The expectations at Kansas are high year-in and year-out so a 3-4 start put Jayhawk nation on red alert. It was the school’s worst start in over 30 years and suddenly there were murmurs of an NCAA tournament minus KU for the first time in 16 years. The natives were growing restless.
Well, it wasn’t easy on the fans, and it was weighing heavily on the minds of coaches and players. Coach Bill Self knew the future was bright for this team but dealing with the present perception of failure early on was no simple task.
“It was real hard. It was tough for the players too. Because regardless that a coach or a player should focus in on where they are and trying to get better and everything…I think the expectations around the program were tough because based on what people were saying everyone thought we were just serious underachievers --regardless of youth or circumstances, or whatever,” Self stated from his office Sunday night.
On the outside Self was preaching patience – on the inside he too was aching to see immediate results.
“To me it didn’t affect, I don’t think, how I coached my team, but I think it definitely affected maybe my approach or maybe my intensity level in practice. I don’t think I took it out on the players. We didn’t necessarily show it as much as everybody else did. I do think that weighed on us and put more pressure on us to perform,” said a candid Self.

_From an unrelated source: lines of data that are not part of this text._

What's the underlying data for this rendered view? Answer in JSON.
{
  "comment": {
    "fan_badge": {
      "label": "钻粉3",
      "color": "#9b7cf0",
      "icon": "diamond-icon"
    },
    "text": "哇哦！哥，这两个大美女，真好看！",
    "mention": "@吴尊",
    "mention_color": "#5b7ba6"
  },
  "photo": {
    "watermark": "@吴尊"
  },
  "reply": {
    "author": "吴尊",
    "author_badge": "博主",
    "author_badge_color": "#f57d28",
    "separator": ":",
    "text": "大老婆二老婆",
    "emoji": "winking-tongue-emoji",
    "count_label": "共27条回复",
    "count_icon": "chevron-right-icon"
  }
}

When asked if this year compared to any other in his coaching career, Self answered with, “No, probably not, I don’t think so.” I suggested to him that he was as vocal at practices this year as any I’d seen. Maybe it was the hurt over the loss to Bucknell that still lingered. A loss like that makes you want to do everything in your power so that history doesn’t repeat itself – it gives you a renewed purpose. Or maybe it was just that the third year KU coach has never had such a young team that required this much attention.

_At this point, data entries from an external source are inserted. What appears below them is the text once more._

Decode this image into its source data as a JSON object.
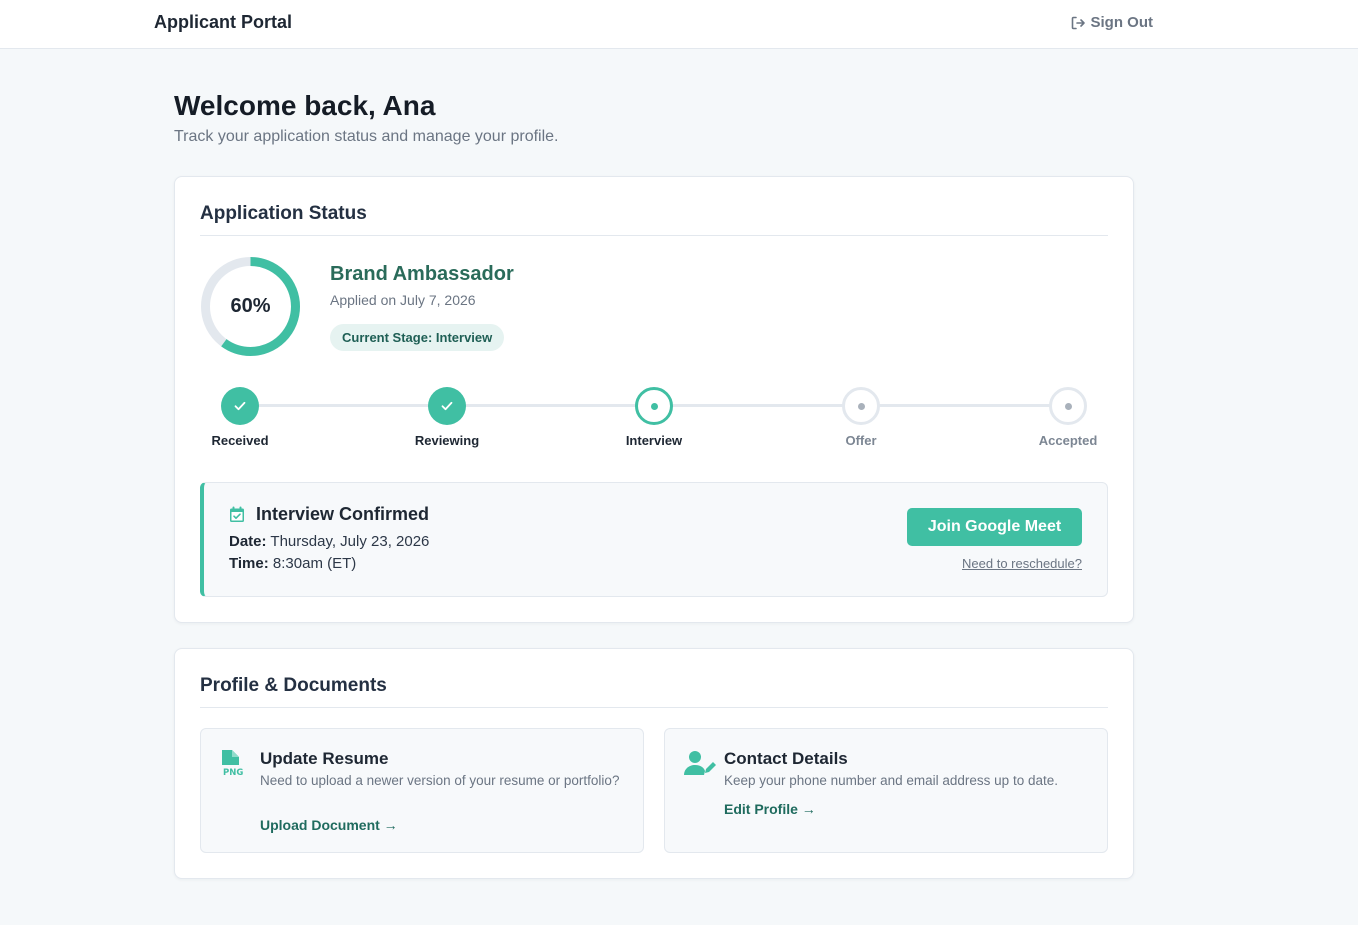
{
  "header": {
    "brand": "Applicant Portal",
    "sign_out_label": "Sign Out"
  },
  "welcome": {
    "title": "Welcome back, Ana",
    "subtitle": "Track your application status and manage your profile."
  },
  "status_card": {
    "title": "Application Status",
    "progress_percent": 60,
    "progress_label": "60%",
    "job_title": "Brand Ambassador",
    "applied_on": "Applied on July 7, 2026",
    "stage_pill": "Current Stage: Interview",
    "steps": [
      {
        "label": "Received",
        "state": "done"
      },
      {
        "label": "Reviewing",
        "state": "done"
      },
      {
        "label": "Interview",
        "state": "current"
      },
      {
        "label": "Offer",
        "state": "pending"
      },
      {
        "label": "Accepted",
        "state": "pending"
      }
    ],
    "interview": {
      "title": "Interview Confirmed",
      "date_label": "Date:",
      "date_value": "Thursday, July 23, 2026",
      "time_label": "Time:",
      "time_value": "8:30am (ET)",
      "join_button": "Join Google Meet",
      "reschedule_link": "Need to reschedule?"
    }
  },
  "profile_card": {
    "title": "Profile & Documents",
    "resume": {
      "icon": "file-png-icon",
      "title": "Update Resume",
      "description": "Need to upload a newer version of your resume or portfolio?",
      "link": "Upload Document →"
    },
    "contact": {
      "icon": "user-edit-icon",
      "title": "Contact Details",
      "description": "Keep your phone number and email address up to date.",
      "link": "Edit Profile →"
    }
  },
  "colors": {
    "accent": "#40bfa3",
    "accent_dark": "#2a6b5a",
    "track": "#e3e8ee"
  }
}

“I think I was on them so much early--- so that they could play later. That’s almost how we looked at it the whole time. (We said) let’s not make any shortcuts for them, let’s be hard on them and even when they did well, I know our staff was still, ‘yeah, that’s good but’. I think we were awful hard, hard, hard (on them) early so we could play later and that’s kind of what has transpired,” Self said.

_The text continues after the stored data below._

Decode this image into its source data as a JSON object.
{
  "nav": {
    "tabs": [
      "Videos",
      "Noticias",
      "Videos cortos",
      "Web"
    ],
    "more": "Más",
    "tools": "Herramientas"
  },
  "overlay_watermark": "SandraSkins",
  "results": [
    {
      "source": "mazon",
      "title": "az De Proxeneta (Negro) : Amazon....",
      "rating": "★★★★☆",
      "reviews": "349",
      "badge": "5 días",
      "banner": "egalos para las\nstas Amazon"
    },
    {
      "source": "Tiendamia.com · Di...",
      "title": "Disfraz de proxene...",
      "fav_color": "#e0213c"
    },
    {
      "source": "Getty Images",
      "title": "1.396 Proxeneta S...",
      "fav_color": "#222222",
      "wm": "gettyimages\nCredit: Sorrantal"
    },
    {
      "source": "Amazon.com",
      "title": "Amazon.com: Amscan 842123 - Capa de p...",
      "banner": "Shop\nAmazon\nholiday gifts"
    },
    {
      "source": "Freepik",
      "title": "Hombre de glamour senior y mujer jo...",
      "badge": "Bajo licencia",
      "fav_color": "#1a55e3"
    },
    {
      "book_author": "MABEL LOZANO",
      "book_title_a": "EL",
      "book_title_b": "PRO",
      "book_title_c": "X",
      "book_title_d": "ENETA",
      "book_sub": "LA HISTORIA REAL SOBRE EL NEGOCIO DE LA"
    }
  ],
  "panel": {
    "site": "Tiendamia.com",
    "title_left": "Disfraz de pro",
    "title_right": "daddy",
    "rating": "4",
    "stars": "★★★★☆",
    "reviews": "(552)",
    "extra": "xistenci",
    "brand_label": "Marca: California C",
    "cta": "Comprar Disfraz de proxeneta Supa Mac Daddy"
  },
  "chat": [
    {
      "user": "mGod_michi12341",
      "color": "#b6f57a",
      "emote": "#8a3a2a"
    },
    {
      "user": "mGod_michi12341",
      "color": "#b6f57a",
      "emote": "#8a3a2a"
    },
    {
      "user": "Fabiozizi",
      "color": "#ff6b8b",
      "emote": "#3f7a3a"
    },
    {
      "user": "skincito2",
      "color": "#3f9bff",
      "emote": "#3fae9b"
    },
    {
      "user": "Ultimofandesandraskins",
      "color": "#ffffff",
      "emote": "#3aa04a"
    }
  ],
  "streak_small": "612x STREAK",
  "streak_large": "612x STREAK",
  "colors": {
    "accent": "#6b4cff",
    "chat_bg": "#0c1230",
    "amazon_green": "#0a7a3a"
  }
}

The only team I could think of that Self has coached that was close to being this young was his 2002-2003 Illinois squad which featured a trio of talented freshmen named Dee Brown, Deron Williams, and James Augustine – plus the sophomore duo of Luther Head, and Roger Powell. That team notched 25 wins and shared in a tremendous run at the title last season.
“Dee, Deron, James, Luther and Roger were the second youngest team I ever had. But they had Cookie (Brian Cook),” said Self who also had the services of senior guard Sean Harrington that year. “I think their basketball IQ was higher coming into the season, but I don’t necessarily think its higher today.”
“I think that these young kids have really done a great job of absorbing and really starting to see the game as the coaches see it. So I think they’ve done a marvelous job of maturing and making the extra effort to see the game the way we see it,” said Self who coached in his 400th game on Saturday.
And Self is confident that the way he sees the game is the right way. It’s important to believe in what you’re doing even when others don’t. It’s a necessary quality to surviving the rigors of big-time college basketball. Quin Snyder and Mike Davis suffered from a lack of it and will be looking for a job because of it.
Self has stuck to his guns amidst criticism and questions. While people continued to speculate why Stephen Vinson was playing over Mario Chalmers and why Christian Moody was seeing more time than Julian Wright, Self was busy driving home a message to his youngsters -- no matter the pedigree or credentials you bring to Lawrence if you don’t work and you don’t play defense…you sit. These freshmen came with a ton accolades and were handed absolutely nothing – they were forced to earn it.
Kansas fans are still getting to know the eighth coach in KU history but if they were struggling for a reason not to jump ship in December, look no further than the resume the 13-year Division I head coach boasts. It’s the reason he was hired. Contending for conference championships is the norm for Self-- not the exception. It’s the reason he was one of the hottest commodities before taking the Illinois job and again when the Kansas job opened up.
Needless to say with the team tied atop the Big 12 standings, the questions have subsided, and the bandwagon is bulging at the seams. Fans now understand the reason Self was so excited over his energetic bunch even when times were tough.
This year may in fact turn out to be like no other for Self – it wouldn’t surprise me if it turns out to be one of the most rewarding of his career. Recruiting major talent is sometimes the easy part – putting it all together seems simple, but it’s not. Self has done a terrific job and deserves to be Big 12 Coach of the Year for it.